Difícil responder de bate-pronto. Não conheço muito bem o gosto de Perséfone em matéria de música moderna. Mas ninguém como Larry para travar, assim, no tom mais sério do mundo, conversas substanciais sobre temas tão inesperados. Aliás, será tão terrível atravessar o Estige? Larry, Larry em pessoa, descreveu essa navegação com riqueza de detalhes, num texto surpreendente, magnífico, secreto, apaixonante, cheio de humor e esoterismo, um coquetel composto de um dedo de Hermes Trimegisto, dois dedos de Jonathan Swift, uma raspinha de Oscar Wilde, tudo misturado numa coqueteleira em forma de ânfora!
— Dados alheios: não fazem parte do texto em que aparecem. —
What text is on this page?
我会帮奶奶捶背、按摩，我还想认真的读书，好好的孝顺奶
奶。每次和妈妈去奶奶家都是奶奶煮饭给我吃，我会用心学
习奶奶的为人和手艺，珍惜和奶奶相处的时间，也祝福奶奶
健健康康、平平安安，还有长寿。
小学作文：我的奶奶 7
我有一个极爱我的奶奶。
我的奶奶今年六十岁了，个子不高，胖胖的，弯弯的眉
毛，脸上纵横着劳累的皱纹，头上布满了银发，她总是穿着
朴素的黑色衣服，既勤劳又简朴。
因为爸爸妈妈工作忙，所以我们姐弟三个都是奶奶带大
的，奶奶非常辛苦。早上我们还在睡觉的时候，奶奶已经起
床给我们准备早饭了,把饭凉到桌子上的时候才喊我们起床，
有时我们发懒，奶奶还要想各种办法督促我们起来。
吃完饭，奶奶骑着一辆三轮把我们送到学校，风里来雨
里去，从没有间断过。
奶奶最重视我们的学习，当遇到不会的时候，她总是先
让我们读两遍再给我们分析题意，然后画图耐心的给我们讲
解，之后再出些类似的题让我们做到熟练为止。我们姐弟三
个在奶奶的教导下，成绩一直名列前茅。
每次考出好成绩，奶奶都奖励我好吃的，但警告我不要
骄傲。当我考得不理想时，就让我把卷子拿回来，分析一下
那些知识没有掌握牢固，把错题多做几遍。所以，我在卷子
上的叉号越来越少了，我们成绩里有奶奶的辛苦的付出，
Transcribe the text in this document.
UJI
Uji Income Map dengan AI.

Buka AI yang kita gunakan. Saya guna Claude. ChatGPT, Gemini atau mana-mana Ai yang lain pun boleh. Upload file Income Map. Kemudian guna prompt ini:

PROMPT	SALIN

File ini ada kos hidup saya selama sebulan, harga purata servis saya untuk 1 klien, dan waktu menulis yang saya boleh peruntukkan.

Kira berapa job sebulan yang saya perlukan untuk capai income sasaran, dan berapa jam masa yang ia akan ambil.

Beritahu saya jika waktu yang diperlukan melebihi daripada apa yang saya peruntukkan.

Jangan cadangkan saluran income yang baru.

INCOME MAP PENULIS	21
Ouça os conselhos judiciosos que ele dá à sua tia Prudence, que acaba de partir para a grande viagem, antes que ela embarque no Estige, conselhos que valem para todos nós:

"Quando despertares, estarás numa água clara entre duas margens separadas que se afastam até uma vasta linha de horizontes atormentados e encimados por nuvens recortadas. 0 silêncio é tamanho que o som de tua respiração parece extremamente sonoro, forte como um fole de forja. A barca avança com infinita lentidão: terás tempo de descer e examinar esse território, que é, sem dúvida alguma, o mais interessante que já viste. É um universo calcinado, petrificado, reduzido a carbono elementar. Entendes por que não há nenhum som? Não se ouve mais a seiva subindo nas árvores, não se ouve mais o pulso batendo na garganta dos pássaros. Não se ouve mais o verme cego engolir sua partícula de lama. Estão todos aí - as árvores, os pássaros, o verme -, mas, agora, minerais. Tudo está tão silencioso que as uvas brancas do vinhedo luzem como pérolas. E a árvore do fruto proibido está carregada de enormes globos de um minério banal. Aí, se olhares berra, verás que cada maçã é um EL Greco, cada baleia, um Cézanne. Não percas a barca que flutua na correnteza desse universo encantado, pois à sanções. Após alguns instantes nesse lugar, tu te sentirás um pouco mal, cuspirás em teu lenço fragmentos de poeira de diamante e crina de cavalo. Mas não te preocupes. E apenas teu fígado, que se transformou em granito mosqueado.".'

Interrompo aqui essa primeira carta. Estamos, os dois, inclinados sobre a água do Estige, vendo o rio correr, uma água que se tornou escura e lenta. E tia Prudence, na outra margem, avança, tropeçando, em direção a uma silhueta estranhamente parecida com a sua, mas que ela hesita em reconhecer à sua volta há tantas outras silhuetas que tremem e estremecem , e, no entanto, ouço nitidamente seus lábios pálidos articularem, num sopro: "Doctor Durrell, I presume?".